Before I continue in this vein, however, I should mention a brief caveat. There is a third branch of thought which I have not included in this description known as machine learning. While it could also be argued to be a paradigm of computational neuroscience (or at least my interpretation of what computational neuroscience ought to be), I have not included it in this discussion because, to me, it is much more a branch of traditional approaches to artificial intelligence. Machine learning tends to focus more on function modeling through stochastic methods. While this provides many powerful tools (some of which are even utilized within the control systems approach), there is a lack of emphasis on physiological feasibility which might provide for a general theory of intelligence. Of course, I think many of the mathematical tricks used in machine learning (like principle components analysis (PCA)) will likely have neuronal correlates found in which our brains somehow provide a system to achieve similar results, machine learning does not tend to be devoted to uncovering methods of cognition as its primary goal.
Now that I have rambled about machine learning, I shall return to control theory.
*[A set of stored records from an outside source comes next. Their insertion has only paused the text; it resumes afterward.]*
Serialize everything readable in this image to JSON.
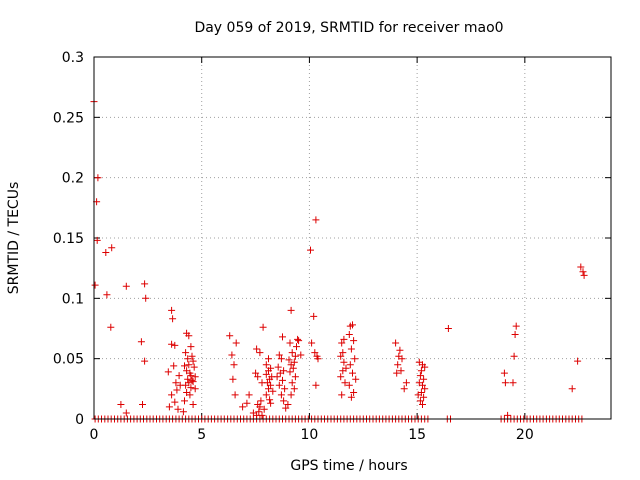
{
  "chart_data": {
    "type": "scatter",
    "title": "Day 059 of 2019, SRMTID for receiver mao0",
    "xlabel": "GPS time / hours",
    "ylabel": "SRMTID / TECUs",
    "xlim": [
      0,
      24
    ],
    "ylim": [
      0,
      0.3
    ],
    "xticks": [
      0,
      5,
      10,
      15,
      20
    ],
    "yticks": [
      0,
      0.05,
      0.1,
      0.15,
      0.2,
      0.25,
      0.3
    ],
    "xtick_labels": [
      "0",
      "5",
      "10",
      "15",
      "20"
    ],
    "ytick_labels": [
      "0",
      "0.05",
      "0.1",
      "0.15",
      "0.2",
      "0.25",
      "0.3"
    ],
    "grid": true,
    "marker": "plus",
    "color": "#dd0000",
    "series": [
      {
        "name": "mao0",
        "points": [
          [
            0.0,
            0.263
          ],
          [
            0.05,
            0.111
          ],
          [
            0.12,
            0.18
          ],
          [
            0.18,
            0.2
          ],
          [
            0.15,
            0.148
          ],
          [
            0.55,
            0.138
          ],
          [
            0.82,
            0.142
          ],
          [
            0.6,
            0.103
          ],
          [
            0.78,
            0.076
          ],
          [
            1.5,
            0.11
          ],
          [
            2.35,
            0.112
          ],
          [
            2.4,
            0.1
          ],
          [
            2.2,
            0.064
          ],
          [
            2.35,
            0.048
          ],
          [
            1.25,
            0.012
          ],
          [
            1.5,
            0.005
          ],
          [
            2.25,
            0.012
          ],
          [
            3.6,
            0.09
          ],
          [
            3.65,
            0.083
          ],
          [
            3.6,
            0.062
          ],
          [
            3.75,
            0.061
          ],
          [
            3.45,
            0.039
          ],
          [
            3.7,
            0.044
          ],
          [
            3.8,
            0.03
          ],
          [
            3.85,
            0.024
          ],
          [
            3.6,
            0.02
          ],
          [
            3.75,
            0.014
          ],
          [
            3.9,
            0.008
          ],
          [
            3.5,
            0.01
          ],
          [
            3.95,
            0.036
          ],
          [
            4.0,
            0.028
          ],
          [
            4.3,
            0.071
          ],
          [
            4.4,
            0.069
          ],
          [
            4.5,
            0.06
          ],
          [
            4.25,
            0.055
          ],
          [
            4.35,
            0.05
          ],
          [
            4.55,
            0.052
          ],
          [
            4.6,
            0.048
          ],
          [
            4.4,
            0.045
          ],
          [
            4.2,
            0.044
          ],
          [
            4.65,
            0.043
          ],
          [
            4.3,
            0.04
          ],
          [
            4.45,
            0.038
          ],
          [
            4.5,
            0.036
          ],
          [
            4.7,
            0.035
          ],
          [
            4.35,
            0.033
          ],
          [
            4.55,
            0.032
          ],
          [
            4.6,
            0.031
          ],
          [
            4.4,
            0.03
          ],
          [
            4.25,
            0.028
          ],
          [
            4.5,
            0.026
          ],
          [
            4.7,
            0.025
          ],
          [
            4.3,
            0.022
          ],
          [
            4.45,
            0.02
          ],
          [
            4.2,
            0.015
          ],
          [
            4.6,
            0.012
          ],
          [
            4.15,
            0.006
          ],
          [
            6.3,
            0.069
          ],
          [
            6.6,
            0.063
          ],
          [
            6.4,
            0.053
          ],
          [
            6.5,
            0.045
          ],
          [
            6.45,
            0.033
          ],
          [
            6.55,
            0.02
          ],
          [
            6.9,
            0.01
          ],
          [
            7.1,
            0.013
          ],
          [
            7.2,
            0.02
          ],
          [
            7.4,
            0.005
          ],
          [
            7.55,
            0.058
          ],
          [
            7.7,
            0.055
          ],
          [
            7.5,
            0.038
          ],
          [
            7.6,
            0.035
          ],
          [
            7.8,
            0.03
          ],
          [
            7.85,
            0.076
          ],
          [
            7.7,
            0.01
          ],
          [
            7.6,
            0.012
          ],
          [
            7.75,
            0.015
          ],
          [
            7.9,
            0.008
          ],
          [
            7.8,
            0.003
          ],
          [
            7.55,
            0.003
          ],
          [
            7.65,
            0.006
          ],
          [
            8.1,
            0.05
          ],
          [
            8.0,
            0.045
          ],
          [
            8.2,
            0.042
          ],
          [
            8.1,
            0.04
          ],
          [
            8.0,
            0.037
          ],
          [
            8.25,
            0.035
          ],
          [
            8.15,
            0.033
          ],
          [
            8.05,
            0.03
          ],
          [
            8.2,
            0.028
          ],
          [
            8.1,
            0.025
          ],
          [
            8.3,
            0.023
          ],
          [
            8.0,
            0.02
          ],
          [
            8.15,
            0.016
          ],
          [
            8.2,
            0.013
          ],
          [
            8.6,
            0.053
          ],
          [
            8.7,
            0.05
          ],
          [
            8.55,
            0.043
          ],
          [
            8.8,
            0.04
          ],
          [
            8.65,
            0.038
          ],
          [
            8.5,
            0.035
          ],
          [
            8.75,
            0.032
          ],
          [
            8.6,
            0.028
          ],
          [
            8.85,
            0.025
          ],
          [
            8.7,
            0.02
          ],
          [
            8.8,
            0.015
          ],
          [
            8.75,
            0.068
          ],
          [
            8.9,
            0.009
          ],
          [
            9.15,
            0.09
          ],
          [
            9.1,
            0.063
          ],
          [
            9.2,
            0.055
          ],
          [
            9.35,
            0.052
          ],
          [
            9.05,
            0.049
          ],
          [
            9.3,
            0.047
          ],
          [
            9.15,
            0.045
          ],
          [
            9.25,
            0.042
          ],
          [
            9.1,
            0.039
          ],
          [
            9.35,
            0.035
          ],
          [
            9.2,
            0.03
          ],
          [
            9.3,
            0.025
          ],
          [
            9.15,
            0.02
          ],
          [
            9.45,
            0.066
          ],
          [
            9.5,
            0.065
          ],
          [
            9.0,
            0.012
          ],
          [
            9.4,
            0.06
          ],
          [
            9.6,
            0.053
          ],
          [
            10.05,
            0.14
          ],
          [
            10.3,
            0.165
          ],
          [
            10.2,
            0.085
          ],
          [
            10.1,
            0.063
          ],
          [
            10.25,
            0.055
          ],
          [
            10.35,
            0.052
          ],
          [
            10.4,
            0.05
          ],
          [
            10.3,
            0.028
          ],
          [
            11.5,
            0.063
          ],
          [
            11.6,
            0.066
          ],
          [
            11.55,
            0.055
          ],
          [
            11.45,
            0.052
          ],
          [
            11.6,
            0.047
          ],
          [
            11.7,
            0.042
          ],
          [
            11.55,
            0.04
          ],
          [
            11.45,
            0.035
          ],
          [
            11.65,
            0.03
          ],
          [
            11.5,
            0.02
          ],
          [
            11.9,
            0.077
          ],
          [
            12.0,
            0.078
          ],
          [
            11.85,
            0.07
          ],
          [
            12.05,
            0.065
          ],
          [
            11.95,
            0.058
          ],
          [
            12.1,
            0.05
          ],
          [
            11.9,
            0.045
          ],
          [
            12.0,
            0.038
          ],
          [
            12.15,
            0.033
          ],
          [
            11.85,
            0.028
          ],
          [
            12.05,
            0.022
          ],
          [
            11.95,
            0.018
          ],
          [
            14.0,
            0.063
          ],
          [
            14.2,
            0.057
          ],
          [
            14.15,
            0.052
          ],
          [
            14.3,
            0.05
          ],
          [
            14.1,
            0.045
          ],
          [
            14.25,
            0.04
          ],
          [
            14.05,
            0.038
          ],
          [
            14.5,
            0.03
          ],
          [
            14.4,
            0.025
          ],
          [
            15.1,
            0.047
          ],
          [
            15.25,
            0.045
          ],
          [
            15.35,
            0.043
          ],
          [
            15.2,
            0.04
          ],
          [
            15.15,
            0.036
          ],
          [
            15.3,
            0.033
          ],
          [
            15.1,
            0.03
          ],
          [
            15.25,
            0.028
          ],
          [
            15.35,
            0.025
          ],
          [
            15.2,
            0.022
          ],
          [
            15.05,
            0.02
          ],
          [
            15.3,
            0.018
          ],
          [
            15.15,
            0.015
          ],
          [
            15.25,
            0.012
          ],
          [
            16.45,
            0.075
          ],
          [
            19.05,
            0.038
          ],
          [
            19.1,
            0.03
          ],
          [
            19.5,
            0.052
          ],
          [
            19.55,
            0.07
          ],
          [
            19.6,
            0.077
          ],
          [
            19.45,
            0.03
          ],
          [
            19.2,
            0.003
          ],
          [
            22.2,
            0.025
          ],
          [
            22.45,
            0.048
          ],
          [
            22.6,
            0.126
          ],
          [
            22.7,
            0.122
          ],
          [
            22.75,
            0.119
          ]
        ],
        "baseline_x": [
          0.05,
          0.2,
          0.35,
          0.5,
          0.65,
          0.8,
          0.95,
          1.1,
          1.25,
          1.4,
          1.55,
          1.7,
          1.85,
          2.0,
          2.15,
          2.3,
          2.45,
          2.6,
          2.75,
          2.9,
          3.05,
          3.2,
          3.35,
          3.5,
          3.65,
          3.8,
          3.95,
          4.1,
          4.25,
          4.4,
          4.55,
          4.7,
          4.85,
          5.0,
          5.15,
          5.3,
          5.45,
          5.6,
          5.75,
          5.9,
          6.05,
          6.2,
          6.35,
          6.5,
          6.65,
          6.8,
          6.95,
          7.1,
          7.25,
          7.4,
          7.55,
          7.7,
          7.85,
          8.0,
          8.15,
          8.3,
          8.45,
          8.6,
          8.75,
          8.9,
          9.05,
          9.2,
          9.35,
          9.5,
          9.65,
          9.8,
          9.95,
          10.1,
          10.25,
          10.4,
          10.55,
          10.7,
          10.85,
          11.0,
          11.15,
          11.3,
          11.45,
          11.6,
          11.75,
          11.9,
          12.05,
          12.2,
          12.35,
          12.5,
          12.65,
          12.8,
          12.95,
          13.1,
          13.25,
          13.4,
          13.55,
          13.7,
          13.85,
          14.0,
          14.15,
          14.3,
          14.45,
          14.6,
          14.75,
          14.9,
          15.05,
          15.2,
          15.35,
          15.5,
          16.4,
          16.55,
          18.9,
          19.05,
          19.2,
          19.35,
          19.5,
          19.65,
          19.8,
          19.95,
          20.1,
          20.25,
          20.4,
          20.55,
          20.7,
          20.85,
          21.0,
          21.15,
          21.3,
          21.45,
          21.6,
          21.75,
          21.9,
          22.05,
          22.2,
          22.35,
          22.5,
          22.65
        ]
      }
    ]
  }
}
A control system is essentially any system designed to control a variable through time. The actual form the control system takes can be quite varied, including electronic control systems, mechanical ones, and, as I surmise our brains might be, electrochemical. They usually utilize some form of feedback (most often negative), since an open control system (as those without feedback are called) are not really much good at controlling anything. However, I will go into more detail about control theory in another post. This post was simply meant to introduce the idea of the different paradigms, as well as the fact that I am currently more focused on control theory.